Возьмем шедевр русского реализма, который называется «Запорожцы пишут письмо турецкому султану». «Каково содержание этой картины?» – задаем мы себе вопрос. И тотчас находим на него ответ: запорожцы пишут письмо турецкому султану. Иными словами, в этой картине ярко выражен литературный компонент. Ее можно пересказать, и это наименее интересная ее составляющая.
В разговоре о Караваджо, о Тициане мы говорим о соотношении цветовых объемов, световых пятен, говоря про Репина – о сюжете, о характерах. Сюжет, характеры – все это больше относится к литературе. Получается, что реалистическую картину можно пересказать, а если ты можешь выразить себя в словах, то зачем брать кисть в руки? Ведь искусство существует затем, чтобы передать невыразимое, чтобы рассказать невнятным и в то же время смутно понимаемым нами языком о тайне. Куда как интереснее, чем сюжет «Запорожцев», подумать о самой большой фигуре в белой бурке, которая развернута к нам тылом: казак не участвует в общем веселье, его лицо, повернутое к закату, неизвестно… Кто он? Но об этом мы поговорим в другой раз.
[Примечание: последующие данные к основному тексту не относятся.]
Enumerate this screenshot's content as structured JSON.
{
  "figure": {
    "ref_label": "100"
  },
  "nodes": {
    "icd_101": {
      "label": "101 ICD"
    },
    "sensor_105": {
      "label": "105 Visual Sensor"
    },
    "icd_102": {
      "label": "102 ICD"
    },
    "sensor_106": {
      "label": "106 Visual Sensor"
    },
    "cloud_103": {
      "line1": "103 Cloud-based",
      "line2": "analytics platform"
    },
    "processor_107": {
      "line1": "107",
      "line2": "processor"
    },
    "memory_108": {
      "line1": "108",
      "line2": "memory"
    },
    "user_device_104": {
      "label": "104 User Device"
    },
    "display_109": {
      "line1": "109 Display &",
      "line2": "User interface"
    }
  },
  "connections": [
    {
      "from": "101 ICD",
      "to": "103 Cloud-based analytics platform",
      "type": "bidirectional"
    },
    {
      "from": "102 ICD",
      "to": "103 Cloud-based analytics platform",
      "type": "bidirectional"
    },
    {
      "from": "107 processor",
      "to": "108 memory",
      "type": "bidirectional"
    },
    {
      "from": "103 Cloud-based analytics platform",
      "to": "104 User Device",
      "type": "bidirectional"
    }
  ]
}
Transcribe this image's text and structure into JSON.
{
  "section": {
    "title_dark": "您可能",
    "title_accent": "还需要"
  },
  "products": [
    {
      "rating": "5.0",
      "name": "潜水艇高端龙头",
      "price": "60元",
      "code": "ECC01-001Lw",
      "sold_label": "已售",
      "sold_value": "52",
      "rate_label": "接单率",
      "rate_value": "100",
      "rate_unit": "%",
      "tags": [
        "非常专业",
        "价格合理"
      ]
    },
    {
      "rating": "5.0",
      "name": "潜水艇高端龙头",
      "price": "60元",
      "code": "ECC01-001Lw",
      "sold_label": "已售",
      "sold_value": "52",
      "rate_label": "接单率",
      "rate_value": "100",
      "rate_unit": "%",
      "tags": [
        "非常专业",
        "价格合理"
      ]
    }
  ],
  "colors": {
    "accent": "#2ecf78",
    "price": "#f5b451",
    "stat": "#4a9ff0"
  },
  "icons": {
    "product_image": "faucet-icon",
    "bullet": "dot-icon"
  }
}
Другая живопись, которая тоже любима русским народом и при этом больше удовлетворяет современным вкусам, – импрессионисты. И вот задаем себе вопрос: о чем пишут импрессионисты? И можно ответить одним словом. Скажем, содержание всего творчества Огюста Ренуара – это счастье. Ренуар – один из немногих художников в мировой живописи пишет о счастье, поэтому так нравится женщинам и детям. А кроме этого, мы не можем сказать больше ничего о литературном содержании его картин, где непонятно, где заканчивается фон и начинается изображение на фоне, где нет никакого сюжета. Пересказать содержание живописи импрессионистов невозможно.
А вот еще картина, которая никого не оставляет равнодушным, – «Черный квадрат» Малевича. Она уже давно не современная, но все еще остается символом современного искусства. У всех есть точка зрения на эту картину, никто мимо нее не проходит, не сказав хоть пару слов. Каково содержание этой картины? Никто на самом деле не знает. Что думал о ней сам художник? Художников слушать бессмысленно: они городят полный вздор. Если бы художники умели говорить, они никогда бы не стали рисовать. Это наша задача, задача искусствоведов – объяснять словами то, что сказал бы художник, если бы умел. Так вот, сам Малевич-то – он боролся с этим черным квадратом, черный квадрат его подавлял, Малевич на него бросался, бился с ним и, наконец, его победил, причем нечестным образом, потому что одна-то сторона у квадрата скошена. Это не квадрат в полном смысле слова, это прямоугольная трапеция. Когда Малевич поделился с друзьями этими соображениями, все поняли, насколько он болен.
Мы понимаем, что точка зрения самого автора нам не много прояснила в этой картине. Смотреть на эту картину, пожалуй, неприятно. Но картина очень глубокомысленная: она отразила, более чем какая-либо другая, кризис искусства рубежа XIX–XX веков.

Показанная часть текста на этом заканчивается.